As he took the book from the shelf his trained eye took in the geometric art and surrealist photography which marked the author out as a pioneer of new thought and vision in art. As he leafed through, a large envelope dropped out and fell to the floor. Bending to pick it up, Guy felt from its thickness that inside were letters or notes – whatever they were, he thought, finally he’d found what he was looking for.
‘I had the strangest dream,’ said Foxy. ‘Buckingham Palace had been bombed – again – only this time the King did not survive.’
‘Happens all the time,’ said Guy. ‘You transfer your own anxieties on to the heads of others. You’re probably worried about Hugh.’
They were lunching in Claridge’s, its wide marble floors as polished as in peacetime, the waiters perhaps less so; but even here the portions were small these days.
‘Oh, Hugh’s all right. Swanning around the House of Lords wearing his colonel’s uniform.’
‘You can send me an invitation to the wedding if you like.’
‘No, Guy, no. I don’t think Hugh wants the old Paris crowd there – you’re all a bit of a rabble, you know. And anyway, he’s not that keen on you. He says he saw something erotic in that portrait you painted.’
‘As intended. I didn’t realise he had such an artistic eye.’
‘Now, now, don’t be jealous!’
‘Let’s change the subject,’ said Guy crossly.
‘I was telling you about my dream. The King was dead, and there you were in the Throne Room wearing a Garter Sash, a chestful of medal ribbons, and with a flunkey waiting nearby to put the crown on your head.’
‘Were you my queen?’
‘Stop it. I could see behind you the Duke of Windsor, the Duke of Gloucester, the Duke of Kent – all the King’s brothers, ganging up like Brutus and his chums, ready to knife you in the back.’
‘Understandable in the circs. They have a greater claim to the throne than I.’
‘And then,’ said Foxy, not to be deflected, ‘something else happened. They all turned on each other and started stabbing each other furiously – blood everywhere, darling. It was horrible.’
‘Who won?’
Foxy twisted in her seat crossly. ‘You’re not taking me seriously! They all wanted the throne, don’t you see? They were glad their brother was dead and they all wanted to assert their right to rule the Empire.’
‘Well,’ said Guy, ‘there may be some truth
in that. Of course I know nothing, but I listen closely to what Queen Aggie tells me – she may only be a clerk, but she knows everything.’
‘Tell me,’ said Foxy.

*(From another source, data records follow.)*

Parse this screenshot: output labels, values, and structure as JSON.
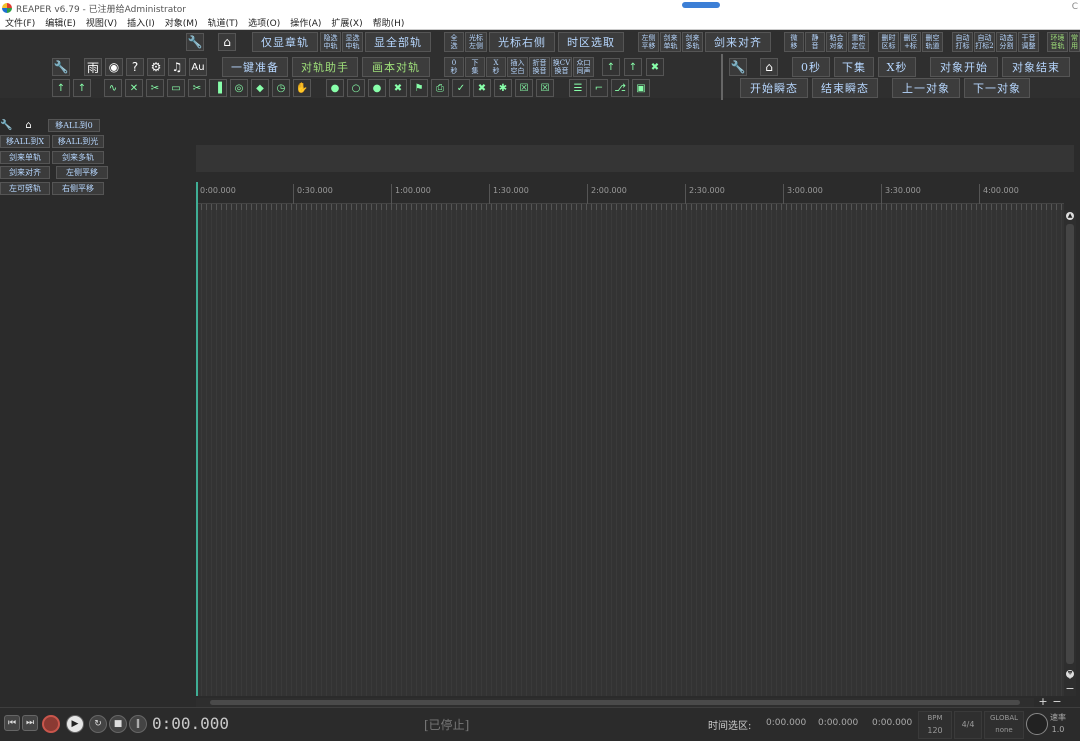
{
  "window": {
    "title": "REAPER v6.79 - 已注册给Administrator",
    "right_edge_text": "C"
  },
  "menu": [
    "文件(F)",
    "编辑(E)",
    "视图(V)",
    "插入(I)",
    "对象(M)",
    "轨道(T)",
    "选项(O)",
    "操作(A)",
    "扩展(X)",
    "帮助(H)"
  ],
  "toolbar_row1": {
    "only_show_main_track": "仅显章轨",
    "hide_middle_track": "隐选\n中轨",
    "show_middle_track": "显选\n中轨",
    "show_all_tracks": "显全部轨",
    "select_all": "全\n选",
    "cursor_left": "光标\n左侧",
    "cursor_right": "光标右侧",
    "time_select": "时区选取",
    "left_pan": "左侧\n平移",
    "cut_single": "剑来\n单轨",
    "cut_multi": "剑来\n多轨",
    "cut_align": "剑来对齐",
    "micro_move": "微\n移",
    "mute": "静\n音",
    "glue_object": "粘合\n对象",
    "renumber": "重新\n定位",
    "delete_region": "删时\n区标",
    "delete_mark": "删区\n+标",
    "delete_empty_track": "删空\n轨道",
    "auto_mark": "自动\n打标",
    "auto_region": "自动\n打标2",
    "auto_split": "动态\n分割",
    "dry_adjust": "干音\n调整",
    "env_volume": "环境\n音轨",
    "extra": "常\n用"
  },
  "toolbar_row2": {
    "rain": "雨",
    "au": "Au",
    "one_click_prep": "一键准备",
    "track_helper": "对轨助手",
    "script_align": "画本对轨",
    "zero_sec": "0\n秒",
    "next_set": "下\n集",
    "x_sec": "X\n秒",
    "insert_blank": "插入\n空白",
    "fold_swap": "折音\n换音",
    "swap_cv": "换CV\n换音",
    "same_voice": "众口\n同声",
    "right_zero_sec": "0秒",
    "right_next_set": "下集",
    "right_x_sec": "X秒",
    "object_start": "对象开始",
    "object_end": "对象结束"
  },
  "toolbar_row3": {
    "start_transient": "开始瞬态",
    "end_transient": "结束瞬态",
    "prev_object": "上一对象",
    "next_object": "下一对象"
  },
  "left_panel": {
    "move_all_0": "移ALL到0",
    "move_all_x": "移ALL到X",
    "move_all_cursor": "移ALL到光",
    "cut_single": "剑来单轨",
    "cut_multi": "剑来多轨",
    "cut_align": "剑来对齐",
    "left_pan": "左侧平移",
    "left_cut": "左可劈轨",
    "right_pan": "右侧平移"
  },
  "timeline": {
    "ticks": [
      "0:00.000",
      "0:30.000",
      "1:00.000",
      "1:30.000",
      "2:00.000",
      "2:30.000",
      "3:00.000",
      "3:30.000",
      "4:00.000"
    ]
  },
  "transport": {
    "time": "0:00.000",
    "status": "[已停止]",
    "selection_label": "时间选区:",
    "sel_start": "0:00.000",
    "sel_end": "0:00.000",
    "sel_length": "0:00.000",
    "bpm_label": "BPM",
    "bpm_value": "120",
    "signature": "4/4",
    "global_label": "GLOBAL",
    "global_value": "none",
    "rate_label": "速率",
    "rate_value": "1.0"
  }
}
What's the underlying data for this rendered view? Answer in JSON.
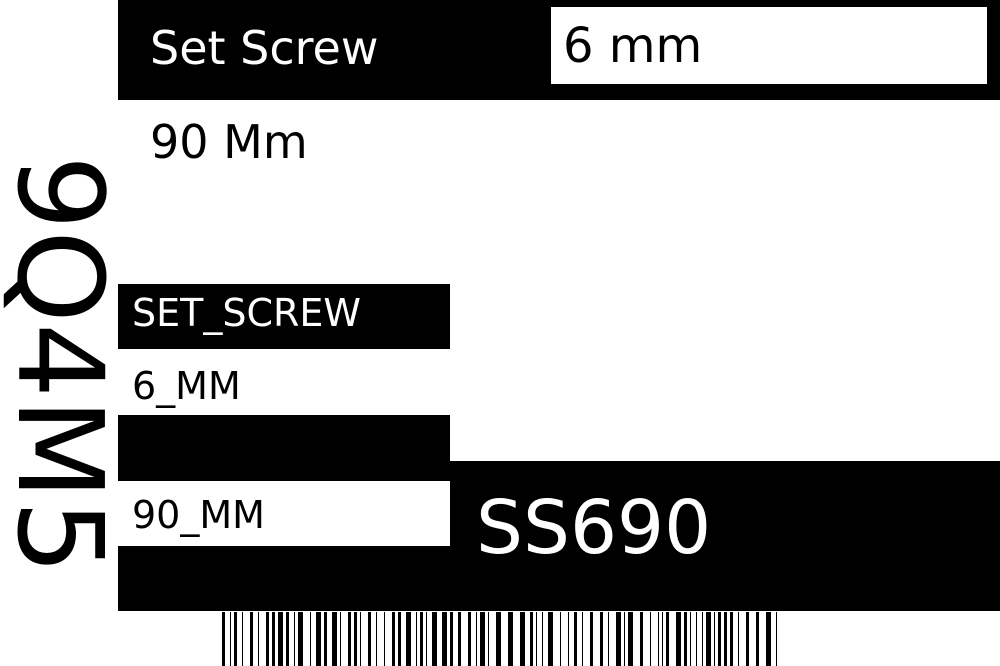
{
  "label": {
    "product_name": "Set Screw",
    "size": "6 mm",
    "length": "90 Mm",
    "vertical_code": "9Q4M5",
    "field_product": "SET_SCREW",
    "field_size": "6_MM",
    "field_length": "90_MM",
    "sku": "SS690"
  },
  "colors": {
    "foreground": "#000000",
    "background": "#ffffff"
  }
}
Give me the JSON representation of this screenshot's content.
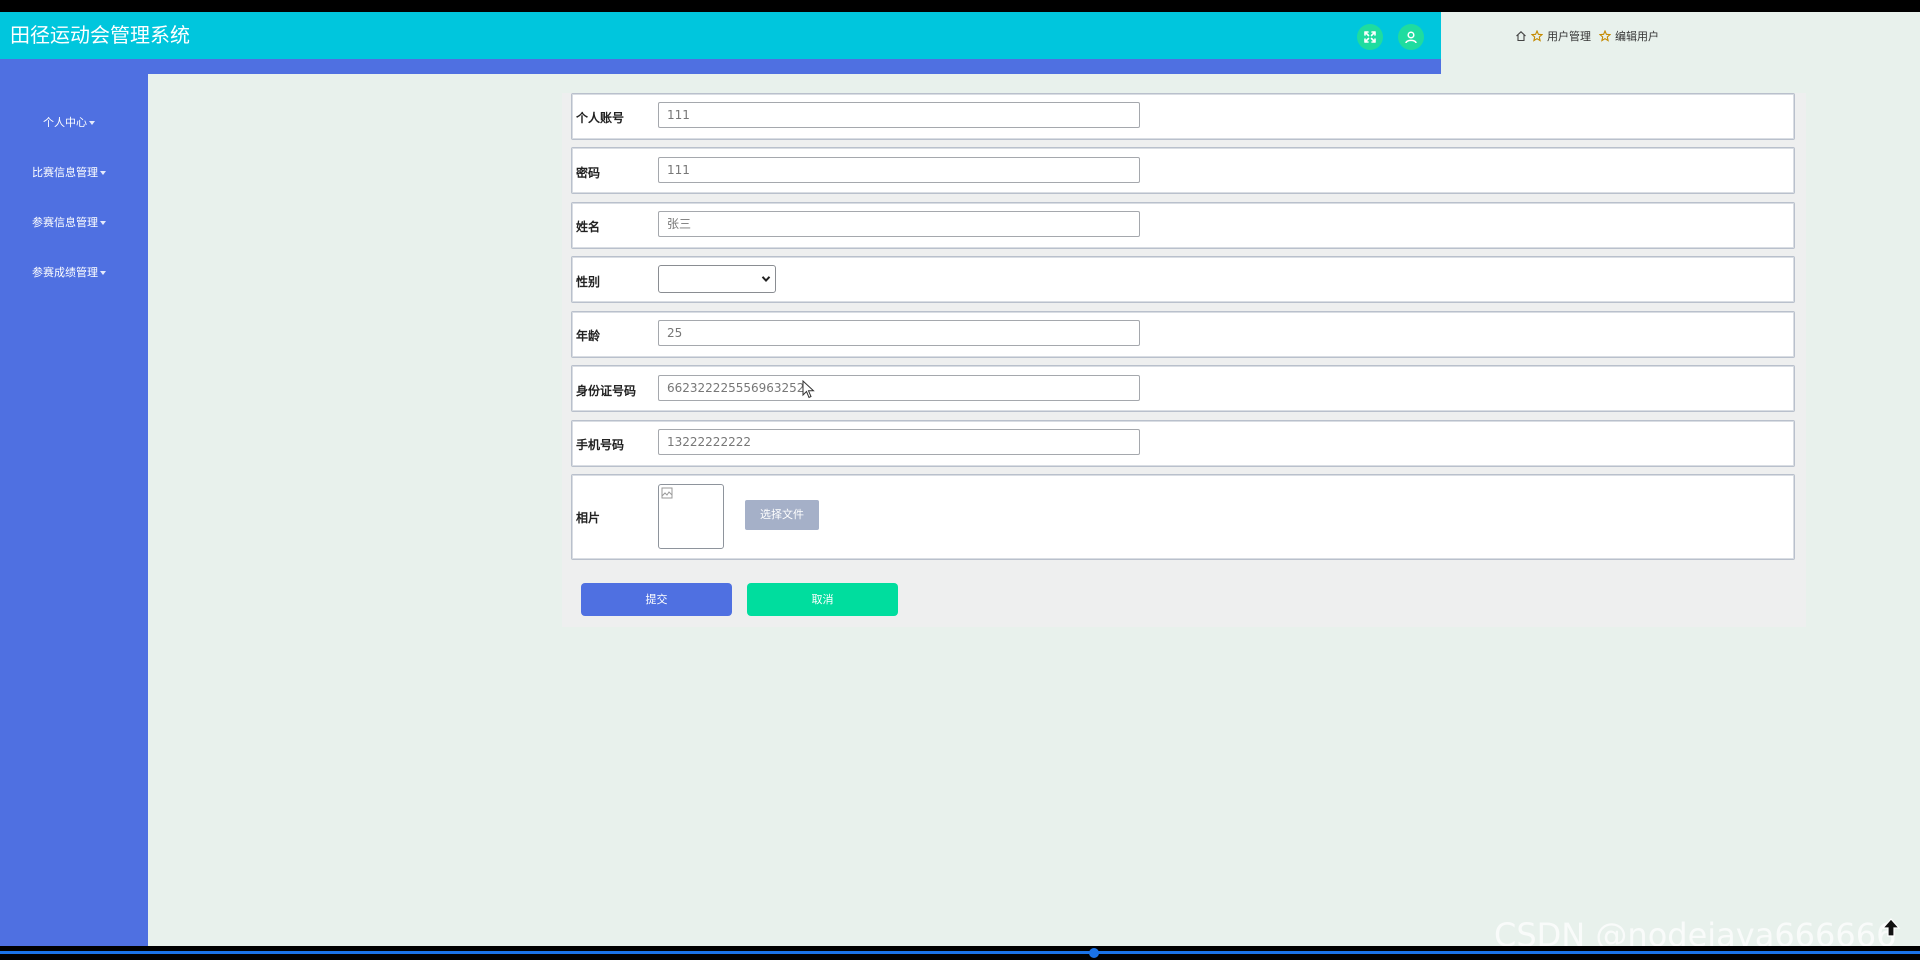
{
  "app": {
    "title": "田径运动会管理系统"
  },
  "header": {
    "fullscreen_icon": "expand-arrows-icon",
    "user_icon": "user-icon",
    "accent_color": "#00c6dd",
    "button_color": "#1fdc9f"
  },
  "breadcrumb": {
    "home_icon": "home-icon",
    "items": [
      "用户管理",
      "编辑用户"
    ]
  },
  "sidebar": {
    "color": "#4f70e1",
    "items": [
      {
        "label": "个人中心"
      },
      {
        "label": "比赛信息管理"
      },
      {
        "label": "参赛信息管理"
      },
      {
        "label": "参赛成绩管理"
      }
    ]
  },
  "form": {
    "account": {
      "label": "个人账号",
      "value": "111"
    },
    "password": {
      "label": "密码",
      "value": "111"
    },
    "name": {
      "label": "姓名",
      "value": "张三"
    },
    "gender": {
      "label": "性别",
      "value": ""
    },
    "age": {
      "label": "年龄",
      "value": "25"
    },
    "id_number": {
      "label": "身份证号码",
      "value": "662322225556963252"
    },
    "phone": {
      "label": "手机号码",
      "value": "13222222222"
    },
    "photo": {
      "label": "相片",
      "choose_file_label": "选择文件"
    },
    "submit_label": "提交",
    "cancel_label": "取消",
    "submit_color": "#4f70e1",
    "cancel_color": "#00dd9e"
  },
  "watermark": "CSDN @nodejava666666"
}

They had finished lunch and were waiting for coffee It looked like it was never going to come.
‘It goes like this. As the senior royal brother, Windsor wants to come back here to take up the crown if Bertie bites the dust. You more or less told me that yourself.’
‘But Princess Elizabeth . . .’
‘Too young to have any leverage.’
‘Even with that redoubtable mother behind her? You don’t know what power women can wield when they try!’
‘Pay attention. Gloucester – he’s the hidden danger. He hates the Duke of Windsor for umpteen different reasons and thinks that, having abdicated, he no longer has any reasonable claim. Harry Gloucester is officially the Regent Designate, and if King George dropped dead tomorrow, he’s the one who’d sit on the throne.’
‘Yes, you told me that. What about dear Prince George, sweet man? Surely he has no ambitions?’
‘There you’re wrong. At the time of the Abdication he was seriously considered for the throne if Bertie couldn’t face up to it – and you recall Bertie weeping on Queen Mary’s shoulder when he realised he’d have to be king. They did psychological tests on Bertie to see if he could withstand the strain – and they warned George that if he didn’t pass, he, George, would get the throne. Nobody wanted Harry Gloucester wandering around with a crown on his head.’
‘Man’s a buffoon,’ said Foxy, nodding.
‘Steady on – he did some heroic stuff in France at the beginning of the war. And he’s a soldierly type – just right for a nation at war.’
‘And in peacetime? King Ass-for-Brains?’
‘The trouble with you Americans, you believe everyone at the top of the tree has to be a genius. Sometimes we get by very well on much less.’
‘You were saying about Prince George.’
‘Well, he may look sweet and unassuming but he knows he’s king material. Did you hear that Poland secretly offered him their throne when the war’s over?’